The morning of her birth, we felt excited to meet our newest addition. Would it be a boy or girl? Who would he or she look like? We had plans. We would reveal the gender to our family while recording video, just like we did with our older daughter. I would come home just a couple of days later and place our new baby in the beautiful cradle that we bought for him or her that was right next to my bed side. You know it’s silly to make plans though, because as they say, the best laid plans …

 
As soon as she was born it was evident to both my husband and I that something was wrong. Things just didn’t seem right. We never got to take that video of the gender reveal because our heads were clouded by the fact that our beautiful baby girl wasn’t crying, or eating, or seeming to have any interest in bonding with me. 
 
We heard many things from different doctors in the coming days. She may not live. Her brain may not grow. She may have very low cognitive functioning. We heard the names of many, many disorders that she may or may not have. They all shook me to the bone. We didn’t know really what to pray for. Which would be the best case scenario. So we prayed that whatever this may be, let it be something that we could fix. 
 
Days went on and Ella seemed to get better – she could finally eat on her own, she needed less assistance breathing, she became able to maintain her body temperature. 3 weeks later, we still had no answer, but we were sent home hopeful. 
 
On June 18, 2012 we received a phone call from our geneticist, saying that Ella did, in fact, have Prader-Willi Syndrome.

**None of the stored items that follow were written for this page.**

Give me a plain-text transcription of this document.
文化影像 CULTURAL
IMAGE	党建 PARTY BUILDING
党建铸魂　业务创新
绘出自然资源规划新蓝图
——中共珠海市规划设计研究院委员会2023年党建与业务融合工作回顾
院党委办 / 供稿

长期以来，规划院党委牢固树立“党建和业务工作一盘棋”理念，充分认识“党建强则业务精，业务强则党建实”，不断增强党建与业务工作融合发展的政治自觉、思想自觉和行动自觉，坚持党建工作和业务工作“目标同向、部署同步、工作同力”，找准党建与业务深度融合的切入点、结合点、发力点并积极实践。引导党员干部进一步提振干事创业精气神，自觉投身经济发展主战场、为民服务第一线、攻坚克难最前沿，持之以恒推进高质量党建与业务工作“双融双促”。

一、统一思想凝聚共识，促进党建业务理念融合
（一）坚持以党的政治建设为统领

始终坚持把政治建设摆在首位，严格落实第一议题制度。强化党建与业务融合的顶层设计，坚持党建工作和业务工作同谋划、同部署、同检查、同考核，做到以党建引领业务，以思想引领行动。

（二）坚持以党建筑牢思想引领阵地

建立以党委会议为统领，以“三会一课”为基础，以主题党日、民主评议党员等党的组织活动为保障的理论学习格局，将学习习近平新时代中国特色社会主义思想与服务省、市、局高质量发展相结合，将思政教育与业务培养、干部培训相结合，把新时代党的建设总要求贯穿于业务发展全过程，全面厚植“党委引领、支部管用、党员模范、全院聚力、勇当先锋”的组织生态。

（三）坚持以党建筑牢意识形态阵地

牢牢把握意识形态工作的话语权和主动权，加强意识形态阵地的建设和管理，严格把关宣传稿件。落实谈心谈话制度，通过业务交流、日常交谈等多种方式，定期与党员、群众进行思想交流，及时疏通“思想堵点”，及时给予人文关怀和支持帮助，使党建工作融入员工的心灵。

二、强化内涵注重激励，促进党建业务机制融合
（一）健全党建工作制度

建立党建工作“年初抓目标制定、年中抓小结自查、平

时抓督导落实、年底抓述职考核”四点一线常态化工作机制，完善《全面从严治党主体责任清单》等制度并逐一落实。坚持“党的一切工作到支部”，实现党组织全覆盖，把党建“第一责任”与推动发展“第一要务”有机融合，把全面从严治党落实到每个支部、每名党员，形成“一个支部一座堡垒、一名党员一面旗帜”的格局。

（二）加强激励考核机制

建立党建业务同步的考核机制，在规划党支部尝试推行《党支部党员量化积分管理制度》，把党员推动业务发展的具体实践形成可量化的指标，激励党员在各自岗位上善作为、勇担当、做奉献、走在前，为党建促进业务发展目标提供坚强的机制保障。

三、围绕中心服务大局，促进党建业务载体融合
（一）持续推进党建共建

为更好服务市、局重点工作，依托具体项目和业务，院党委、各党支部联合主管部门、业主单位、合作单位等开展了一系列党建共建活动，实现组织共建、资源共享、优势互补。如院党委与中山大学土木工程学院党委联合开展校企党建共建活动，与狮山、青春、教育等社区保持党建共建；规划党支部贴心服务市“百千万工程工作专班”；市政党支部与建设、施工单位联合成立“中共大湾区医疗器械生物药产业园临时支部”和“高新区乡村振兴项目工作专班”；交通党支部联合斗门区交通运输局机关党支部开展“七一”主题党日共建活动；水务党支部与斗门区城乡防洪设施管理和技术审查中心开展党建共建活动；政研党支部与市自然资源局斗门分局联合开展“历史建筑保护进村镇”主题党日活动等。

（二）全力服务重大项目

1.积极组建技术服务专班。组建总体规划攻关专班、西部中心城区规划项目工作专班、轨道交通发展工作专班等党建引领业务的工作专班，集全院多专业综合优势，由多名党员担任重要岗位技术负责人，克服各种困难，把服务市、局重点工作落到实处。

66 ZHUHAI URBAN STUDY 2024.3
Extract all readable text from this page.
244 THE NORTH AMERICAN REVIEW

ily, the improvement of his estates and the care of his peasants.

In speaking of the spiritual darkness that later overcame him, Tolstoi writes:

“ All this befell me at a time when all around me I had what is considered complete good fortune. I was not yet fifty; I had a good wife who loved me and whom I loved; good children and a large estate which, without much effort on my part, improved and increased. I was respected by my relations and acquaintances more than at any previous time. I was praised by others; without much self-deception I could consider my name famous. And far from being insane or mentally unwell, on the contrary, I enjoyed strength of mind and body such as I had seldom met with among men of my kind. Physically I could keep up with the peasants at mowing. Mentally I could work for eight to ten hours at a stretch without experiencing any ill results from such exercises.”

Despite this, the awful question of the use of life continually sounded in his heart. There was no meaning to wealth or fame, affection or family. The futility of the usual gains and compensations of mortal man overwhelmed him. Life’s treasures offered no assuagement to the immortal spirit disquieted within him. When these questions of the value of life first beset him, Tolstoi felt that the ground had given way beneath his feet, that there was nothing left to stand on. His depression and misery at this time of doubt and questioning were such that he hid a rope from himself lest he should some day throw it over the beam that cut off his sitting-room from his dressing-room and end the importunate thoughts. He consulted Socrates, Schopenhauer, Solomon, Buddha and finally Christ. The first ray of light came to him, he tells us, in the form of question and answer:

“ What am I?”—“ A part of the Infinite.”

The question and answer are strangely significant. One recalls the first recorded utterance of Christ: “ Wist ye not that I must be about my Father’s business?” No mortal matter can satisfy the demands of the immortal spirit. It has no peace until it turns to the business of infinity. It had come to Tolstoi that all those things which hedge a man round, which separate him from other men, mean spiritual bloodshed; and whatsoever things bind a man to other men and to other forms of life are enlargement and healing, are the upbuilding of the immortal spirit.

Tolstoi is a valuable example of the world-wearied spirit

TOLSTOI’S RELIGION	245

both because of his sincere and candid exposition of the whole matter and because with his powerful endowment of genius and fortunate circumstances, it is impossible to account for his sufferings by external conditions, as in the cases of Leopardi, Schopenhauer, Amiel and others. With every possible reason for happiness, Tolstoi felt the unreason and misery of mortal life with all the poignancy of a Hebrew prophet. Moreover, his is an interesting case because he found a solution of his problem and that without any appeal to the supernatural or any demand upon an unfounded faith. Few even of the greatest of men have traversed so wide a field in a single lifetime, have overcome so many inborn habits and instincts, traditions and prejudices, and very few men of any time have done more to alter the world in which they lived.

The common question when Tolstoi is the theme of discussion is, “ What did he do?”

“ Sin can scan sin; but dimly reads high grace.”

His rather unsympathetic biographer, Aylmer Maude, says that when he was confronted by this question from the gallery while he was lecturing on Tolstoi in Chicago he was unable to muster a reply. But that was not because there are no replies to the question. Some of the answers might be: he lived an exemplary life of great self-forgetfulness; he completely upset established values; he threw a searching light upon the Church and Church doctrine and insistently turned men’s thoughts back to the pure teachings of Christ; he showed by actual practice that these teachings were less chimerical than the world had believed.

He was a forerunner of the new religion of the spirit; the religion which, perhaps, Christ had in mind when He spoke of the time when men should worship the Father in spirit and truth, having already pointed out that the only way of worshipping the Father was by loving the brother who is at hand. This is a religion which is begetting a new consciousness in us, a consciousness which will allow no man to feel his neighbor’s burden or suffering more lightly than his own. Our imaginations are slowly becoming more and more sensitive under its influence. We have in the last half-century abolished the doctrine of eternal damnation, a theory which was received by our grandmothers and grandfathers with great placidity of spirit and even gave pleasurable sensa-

The diagnosis felt like a dagger to the heart. Here she was improving, and I thought my prayers were being answered. She was getting better. We could fix this. 
 
My husband and I cried together. We hugged and shared our worries, and darkest fears. And then we made a decision. We decided that we would not allow that diagnosis define our daughter. We would provide her with the very same opportunities that we provided our oldest with. Were would support her in whatever she needed. Most importantly, we would work hard in funding research that could potentially better her life. 
 
We made that decision and we never looked back. The days may get hard, but we have HOPE. I know that someday, Ella will live an independent life. I know that as long as we don’t lay down, we can, in fact, fix this.